Kaleidoscope Plus Group £4,160 - funding will be used to deliver two Mental Health First Aid training courses to those working within and around the farming and agricultural sector in Hambleton and Richmondshire.
Northallerton Business Network £3,365 - this project will deliver interactive sessions on mental health and wellbeing for local businesses which provide relevant services, which can be delivered to groups of staff. Sessions will be followed up by two half-day workshops on managing stress and a workshop on ‘using technology mindfully’.
Dual Tree £5,000 - Dual Tree will run music events around key mental health awareness dates across the region, with a qualified counsellor available for confidential ‘drop-in’ sessions during the daytime for any member of public.
Scarborough Whitby Richmondshire Mind £4,962 - funding will allow Scarborough, Whitby and Ryedale Mind (SWR Mind) to pilot a mental health surgery with Whitby Group Practice. Individuals will be able to book 40-minute appointments with a Community Support Worker in the surgery every other week for five hours.
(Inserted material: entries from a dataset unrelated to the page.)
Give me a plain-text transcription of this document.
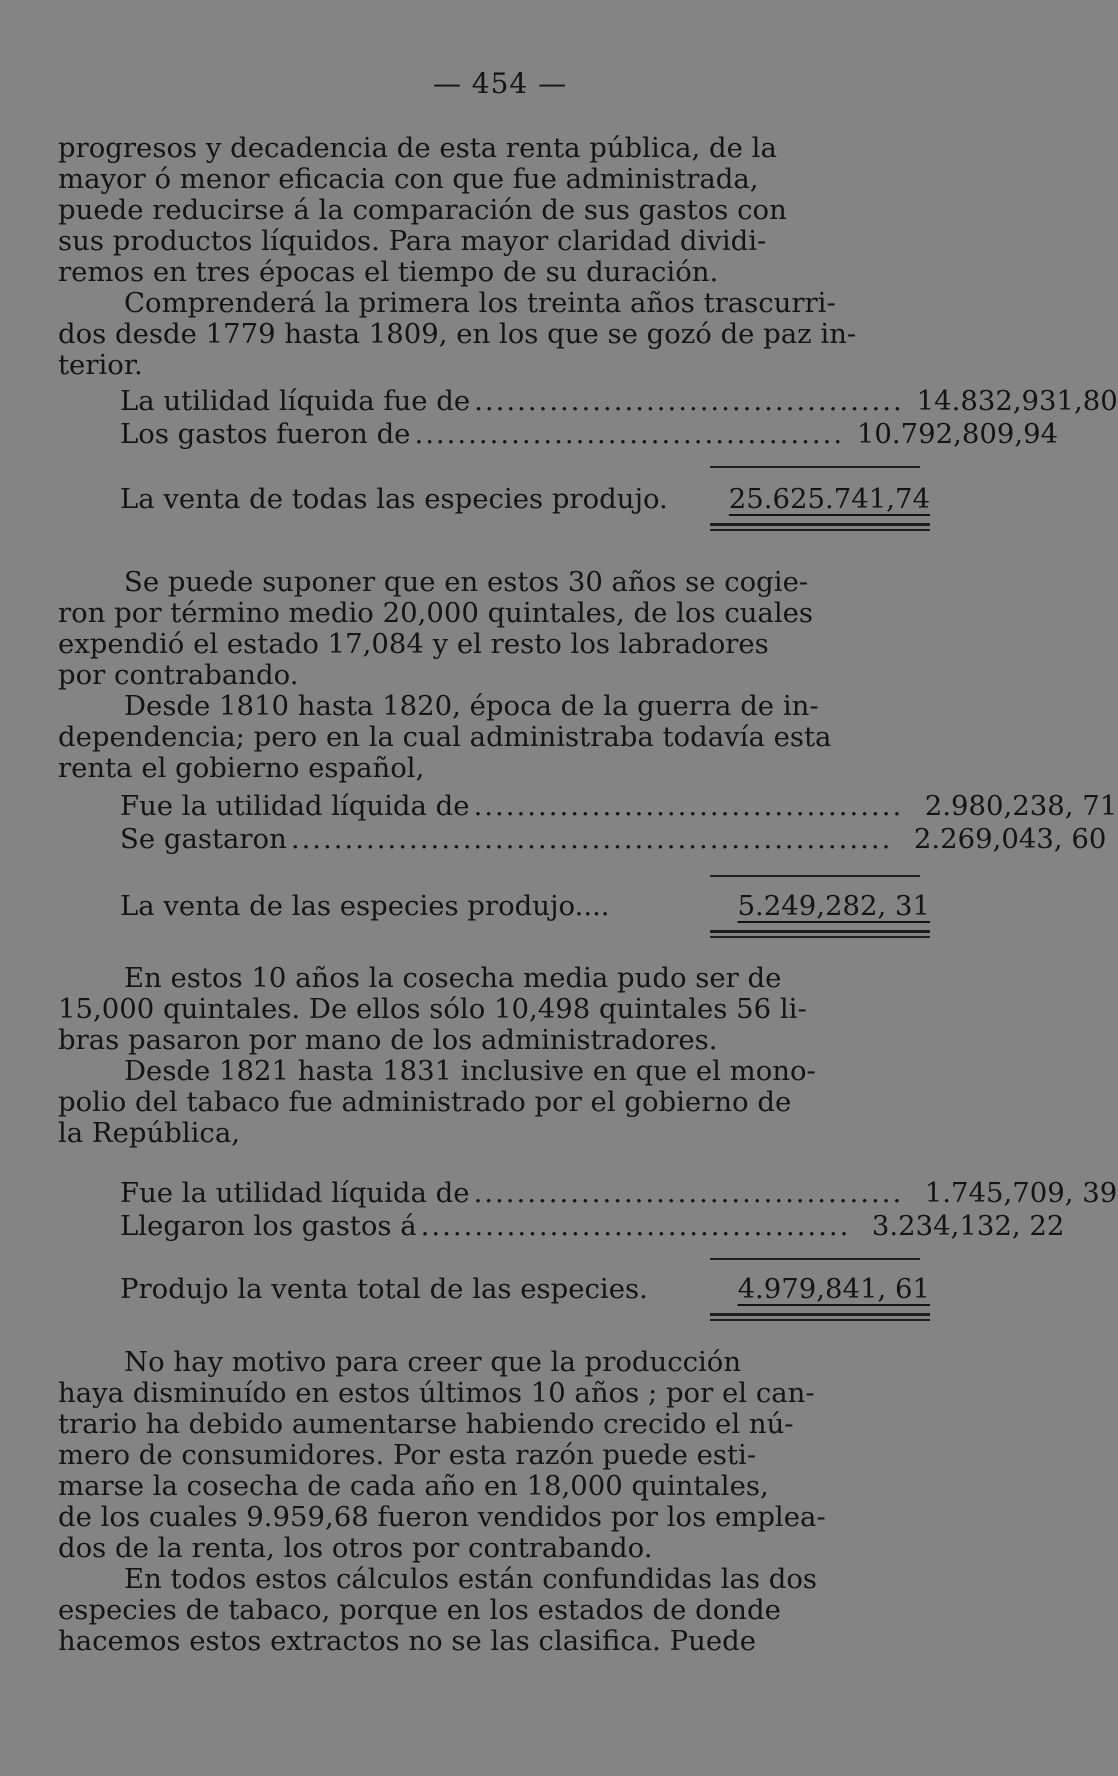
— 454 —
progresos y decadencia de esta renta pública, de la
mayor ó menor eficacia con que fue administrada,
puede reducirse á la comparación de sus gastos con
sus productos líquidos. Para mayor claridad dividi-
remos en tres épocas el tiempo de su duración.
Comprenderá la primera los treinta años trascurri-
dos desde 1779 hasta 1809, en los que se gozó de paz in-
terior.
La utilidad líquida fue de ........................................ 14.832,931,80
Los gastos fueron de ........................................ 10.792,809,94
La venta de todas las especies produjo.	25.625.741,74
Se puede suponer que en estos 30 años se cogie-
ron por término medio 20,000 quintales, de los cuales
expendió el estado 17,084 y el resto los labradores
por contrabando.
Desde 1810 hasta 1820, época de la guerra de in-
dependencia; pero en la cual administraba todavía esta
renta el gobierno español,
Fue la utilidad líquida de ........................................ 2.980,238, 71
Se gastaron ........................................................ 2.269,043, 60
La venta de las especies produjo....	5.249,282, 31
En estos 10 años la cosecha media pudo ser de
15,000 quintales. De ellos sólo 10,498 quintales 56 li-
bras pasaron por mano de los administradores.
Desde 1821 hasta 1831 inclusive en que el mono-
polio del tabaco fue administrado por el gobierno de
la República,
Fue la utilidad líquida de ........................................ 1.745,709, 39
Llegaron los gastos á ........................................ 3.234,132, 22
Produjo la venta total de las especies.	4.979,841, 61
No hay motivo para creer que la producción
haya disminuído en estos últimos 10 años ; por el can-
trario ha debido aumentarse habiendo crecido el nú-
mero de consumidores. Por esta razón puede esti-
marse la cosecha de cada año en 18,000 quintales,
de los cuales 9.959,68 fueron vendidos por los emplea-
dos de la renta, los otros por contrabando.
En todos estos cálculos están confundidas las dos
especies de tabaco, porque en los estados de donde
hacemos estos extractos no se las clasifica. Puede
There will also be eight workshops on developing skills, knowledge and changing behaviours to groups.
Herriot Hospice Homecare £804 - funding will cover the costs of a two-day Applied Suicide Intervention Skills Training (ASIST) course for up to eight bereavement support volunteers. This training will ensure volunteers are able to identify anyone with feelings of suicide, and understand the actions required and recognise the important aspects of suicide prevention.
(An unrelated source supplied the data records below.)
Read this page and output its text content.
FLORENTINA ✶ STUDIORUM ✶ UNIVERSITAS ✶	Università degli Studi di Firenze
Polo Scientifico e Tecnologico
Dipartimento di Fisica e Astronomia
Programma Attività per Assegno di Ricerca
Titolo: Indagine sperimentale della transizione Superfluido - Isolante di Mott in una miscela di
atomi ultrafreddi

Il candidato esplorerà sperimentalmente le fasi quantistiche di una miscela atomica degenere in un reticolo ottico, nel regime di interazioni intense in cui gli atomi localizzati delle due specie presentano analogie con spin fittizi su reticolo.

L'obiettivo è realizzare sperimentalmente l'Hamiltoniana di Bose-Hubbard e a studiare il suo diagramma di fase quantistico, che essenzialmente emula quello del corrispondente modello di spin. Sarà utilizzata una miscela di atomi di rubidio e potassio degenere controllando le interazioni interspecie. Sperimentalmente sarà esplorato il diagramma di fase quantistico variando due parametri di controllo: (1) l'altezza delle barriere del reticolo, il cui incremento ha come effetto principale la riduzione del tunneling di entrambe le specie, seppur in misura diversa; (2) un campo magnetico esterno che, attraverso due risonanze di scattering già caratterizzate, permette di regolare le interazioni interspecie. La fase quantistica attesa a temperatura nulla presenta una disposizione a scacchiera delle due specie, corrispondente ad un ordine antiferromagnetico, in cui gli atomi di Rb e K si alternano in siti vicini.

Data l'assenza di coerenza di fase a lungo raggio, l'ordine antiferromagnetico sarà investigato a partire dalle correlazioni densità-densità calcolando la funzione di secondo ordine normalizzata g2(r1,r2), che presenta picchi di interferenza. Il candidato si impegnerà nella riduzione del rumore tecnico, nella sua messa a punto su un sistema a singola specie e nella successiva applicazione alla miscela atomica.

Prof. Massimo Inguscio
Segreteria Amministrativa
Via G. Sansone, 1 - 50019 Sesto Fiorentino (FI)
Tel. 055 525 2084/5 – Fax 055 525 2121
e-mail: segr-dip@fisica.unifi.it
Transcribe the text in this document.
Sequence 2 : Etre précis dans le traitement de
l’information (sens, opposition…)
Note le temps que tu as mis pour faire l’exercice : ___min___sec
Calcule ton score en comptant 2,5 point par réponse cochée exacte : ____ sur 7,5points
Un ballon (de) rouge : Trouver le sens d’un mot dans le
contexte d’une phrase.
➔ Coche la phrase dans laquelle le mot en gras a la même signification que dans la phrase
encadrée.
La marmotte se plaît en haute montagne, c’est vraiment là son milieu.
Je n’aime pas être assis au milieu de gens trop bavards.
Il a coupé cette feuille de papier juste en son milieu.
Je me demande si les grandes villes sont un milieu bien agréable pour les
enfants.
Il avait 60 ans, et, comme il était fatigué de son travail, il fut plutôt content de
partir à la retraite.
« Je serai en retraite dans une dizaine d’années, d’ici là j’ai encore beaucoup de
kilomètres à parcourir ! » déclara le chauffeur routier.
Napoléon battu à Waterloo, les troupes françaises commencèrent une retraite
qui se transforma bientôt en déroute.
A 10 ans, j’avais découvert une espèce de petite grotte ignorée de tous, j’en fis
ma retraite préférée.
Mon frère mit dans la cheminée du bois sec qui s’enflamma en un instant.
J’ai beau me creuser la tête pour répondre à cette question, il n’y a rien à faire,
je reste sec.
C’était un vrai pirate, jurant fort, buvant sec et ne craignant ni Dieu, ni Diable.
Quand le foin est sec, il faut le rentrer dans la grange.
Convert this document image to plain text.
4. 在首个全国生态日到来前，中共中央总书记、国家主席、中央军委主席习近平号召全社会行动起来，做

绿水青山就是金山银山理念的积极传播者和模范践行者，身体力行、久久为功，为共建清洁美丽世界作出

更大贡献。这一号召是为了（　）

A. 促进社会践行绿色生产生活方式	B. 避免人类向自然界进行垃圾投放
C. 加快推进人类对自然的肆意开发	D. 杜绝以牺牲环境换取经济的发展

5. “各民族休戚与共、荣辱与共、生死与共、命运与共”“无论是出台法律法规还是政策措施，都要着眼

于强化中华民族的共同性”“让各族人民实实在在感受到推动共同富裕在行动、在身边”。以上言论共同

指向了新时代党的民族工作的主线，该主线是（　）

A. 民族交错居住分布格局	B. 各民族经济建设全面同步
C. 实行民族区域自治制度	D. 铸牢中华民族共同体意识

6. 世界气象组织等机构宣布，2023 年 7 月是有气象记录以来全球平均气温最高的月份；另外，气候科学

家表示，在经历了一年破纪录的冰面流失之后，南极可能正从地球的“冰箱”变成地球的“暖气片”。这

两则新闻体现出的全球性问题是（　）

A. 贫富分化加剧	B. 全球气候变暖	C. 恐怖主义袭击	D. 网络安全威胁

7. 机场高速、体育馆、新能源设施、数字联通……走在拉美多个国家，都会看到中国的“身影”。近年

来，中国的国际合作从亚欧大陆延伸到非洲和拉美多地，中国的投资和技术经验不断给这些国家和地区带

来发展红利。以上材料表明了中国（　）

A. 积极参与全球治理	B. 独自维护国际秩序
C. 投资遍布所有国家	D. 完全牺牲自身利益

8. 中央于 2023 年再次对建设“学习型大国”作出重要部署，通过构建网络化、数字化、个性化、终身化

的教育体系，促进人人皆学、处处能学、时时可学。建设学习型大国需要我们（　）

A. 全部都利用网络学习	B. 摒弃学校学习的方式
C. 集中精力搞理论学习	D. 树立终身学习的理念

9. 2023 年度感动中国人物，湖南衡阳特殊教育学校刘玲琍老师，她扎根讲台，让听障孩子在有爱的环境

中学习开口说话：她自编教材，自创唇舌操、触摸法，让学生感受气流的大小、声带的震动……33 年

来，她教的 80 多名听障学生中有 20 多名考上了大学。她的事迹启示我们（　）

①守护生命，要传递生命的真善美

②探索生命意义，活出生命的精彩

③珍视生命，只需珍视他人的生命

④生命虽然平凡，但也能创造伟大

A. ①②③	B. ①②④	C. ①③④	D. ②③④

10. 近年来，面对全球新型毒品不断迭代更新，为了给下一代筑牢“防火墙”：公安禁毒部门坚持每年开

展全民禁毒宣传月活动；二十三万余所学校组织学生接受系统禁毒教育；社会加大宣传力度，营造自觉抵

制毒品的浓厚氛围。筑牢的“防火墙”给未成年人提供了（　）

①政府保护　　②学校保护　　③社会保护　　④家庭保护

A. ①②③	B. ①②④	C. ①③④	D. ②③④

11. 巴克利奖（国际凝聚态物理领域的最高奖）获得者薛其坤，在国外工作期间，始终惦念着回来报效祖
The Clock £5,000 - funding will be used to run a ‘Men’s Sheds’ project as part of the Community Re-use Store and Workshop. Participants will be encouraged to share their DIY skills with each other to upcycle the donated furniture, which will be sold in the shop. The Clock will also act as an ‘anchor’ for other local organisations to promote their well-being activities and for members of the community to find out about well-being activities.
Whitby Area Sheds £4,450 - this project will see the addition of BayThorpe Shed, a Shed to serve Robin Hoods Bay and Flyingthorpe – similar to the other five Sheds across the Whitby coast. Activities on offer are stimulating and varied, providing creative distraction from the everyday.
Stokesley School £5,000 - this project will raise awareness of mental health and break down negative stigmas and discrimination associated with it by creating a positive, open and honest environment: The Zen Garden.
With targeted groups of students, Stokesley School will create a relaxing ‘Zen’ garden filled with opportunities for students to:
- Take notice whilst on the friendship bench; calm down and relax whilst enjoying fresh air and the scenery of Roseberry Topping
- Keep learning through lunch time sessions of mindfulness
- Give to others through the anonymous compliment tree.
This garden will be situated in the centre of the school and therefore become a focal point.